JULY 22 – UK authorities borrowing rose by greater than anticipated final month, including to the stress on the Chancellor, Rachel Reeves.
Borrowing – the distinction between public spending and tax earnings – was £20.7bn in June, up £6.6bn from the identical month final yr, the Office for National Statistics (ONS) stated.
Higher spending on public providers and debt curiosity funds outstripped income from different taxes, together with employers’ National Insurance contributions which was lifted in April, the ONS stated.
Analysts say it’s more and more seemingly that the chancellor must elevate taxes on the Budget within the autumn, after the federal government reversed cuts to advantages that had been aimed toward saving billions of kilos.
The newest borrowing determine was the second-highest June determine since month-to-month data started in 1993, the ONS added, behind solely June 2020, which was closely affected by the pandemic.
Dennis Tatarkov, senior economist at KPMG UK, stated the information “piles extra stress on public funds”.
“Furthermore, the longer-term outlook for public funds stays tough. Recent U-turns on welfare and protracted development headwinds might open a niche towards fiscal targets, which might require additional tax rises or spending cuts within the Autumn Budget.”
The ONS stated curiosity funds on authorities debt rose to £16.4bn in June 2025, which was almost double the quantity paid on the similar level final yr.
The improve is because of a pick-up within the fee of inflation, with curiosity funds on some authorities debt linked to the Retail Prices Index measure of inflation.
Borrowing within the first three months of the present monetary yr has now reached £57.8bn. While this is a rise of £7.5bn from the identical interval in 2024, it’s in keeping with what the Office for Budget Responsibility, the official impartial forecaster, had predicted.
Despite this, Alex Kerr, UK economist at Capital Economics, warned that “issues will in all probability worsen for the chancellor”.

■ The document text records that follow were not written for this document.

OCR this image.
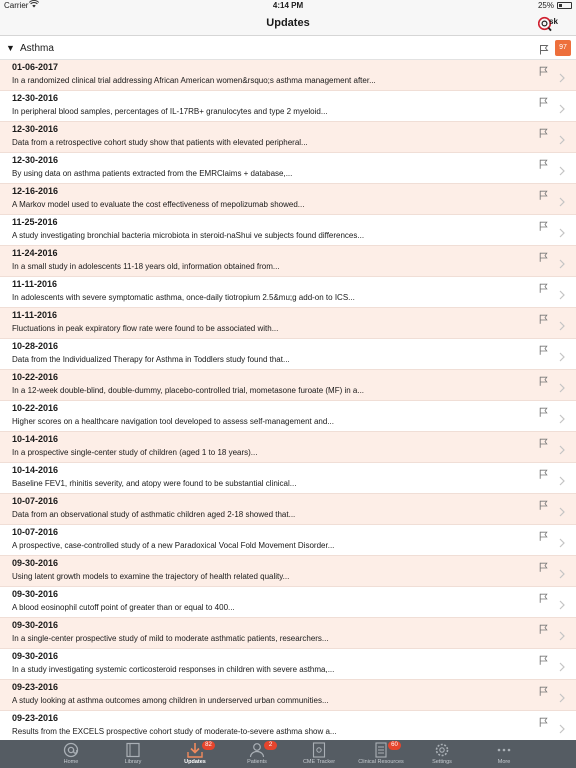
Carrier	4:14 PM	25%
Updates	sk
▼ Asthma	97
01-06-2017
In a randomized clinical trial addressing African American women&rsquo;s asthma management after...
12-30-2016
In peripheral blood samples, percentages of IL-17RB+ granulocytes and type 2 myeloid...
12-30-2016
Data from a retrospective cohort study show that patients with elevated peripheral...
12-30-2016
By using data on asthma patients extracted from the EMRClaims + database,...
12-16-2016
A Markov model used to evaluate the cost effectiveness of mepolizumab showed...
11-25-2016
A study investigating bronchial bacteria microbiota in steroid-naShui ve subjects found differences...
11-24-2016
In a small study in adolescents 11-18 years old, information obtained from...
11-11-2016
In adolescents with severe symptomatic asthma, once-daily tiotropium 2.5&mu;g add-on to ICS...
11-11-2016
Fluctuations in peak expiratory flow rate were found to be associated with...
10-28-2016
Data from the Individualized Therapy for Asthma in Toddlers study found that...
10-22-2016
In a 12-week double-blind, double-dummy, placebo-controlled trial, mometasone furoate (MF) in a...
10-22-2016
Higher scores on a healthcare navigation tool developed to assess self-management and...
10-14-2016
In a prospective single-center study of children (aged 1 to 18 years)...
10-14-2016
Baseline FEV1, rhinitis severity, and atopy were found to be substantial clinical...
10-07-2016
Data from an observational study of asthmatic children aged 2-18 showed that...
10-07-2016
A prospective, case-controlled study of a new Paradoxical Vocal Fold Movement Disorder...
09-30-2016
Using latent growth models to examine the trajectory of health related quality...
09-30-2016
A blood eosinophil cutoff point of greater than or equal to 400...
09-30-2016
In a single-center prospective study of mild to moderate asthmatic patients, researchers...
09-30-2016
In a study investigating systemic corticosteroid responses in children with severe asthma,...
09-23-2016
A study looking at asthma outcomes among children in underserved urban communities...
09-23-2016
Results from the EXCELS prospective cohort study of moderate-to-severe asthma show a...
Home	Library	Updates
82
Patients
2
CME Tracker	Clinical Resources
60
Settings	More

“We assume that she might want to elevate £15-25bn on the Budget later this yr, with larger taxes doing a lot of the heavy lifting.”
Expectations are growing that Reeves must elevate taxes within the autumn to ensure that the federal government to fund its spending commitments, and final month she refused to rule out tax increases.
There has been hypothesis that the freeze on earnings tax thresholds, which is because of finish in 2028, could possibly be prolonged. The freeze implies that, over time, extra persons are dragged into paying larger tax charges.
The chancellor is following two important guidelines for presidency funds, which she has argued will convey stability to the UK financial system:
- day-to-day authorities prices shall be paid for by tax earnings, slightly than borrowing
- to get debt falling as a share of nationwide earnings by the tip of this parliament in 2029-30
Mr Kerr stated the most recent borrowing figures confirmed earnings tax income had been decrease than anticipated “which means that the current weak spot within the labour market is weighing on receipts”, and this might proceed “with underlying financial development nonetheless weak”.
The most up-to-date development figures have proven that the UK’s financial system contracted in both April and May.
Reacting to the most recent borrowing figures, Darren Jones, Chief Secretary to the Treasury, stated: “We are dedicated to powerful fiscal guidelines, so we don’t borrow for day-to-day spending and get debt down as a share of our financial system.”
Shadow chancellor Mel Stride stated: “Rachel Reeves is spending cash she doesn’t have. Debt curiosity already prices taxpayers £100bn a yr – virtually double the defence finances.”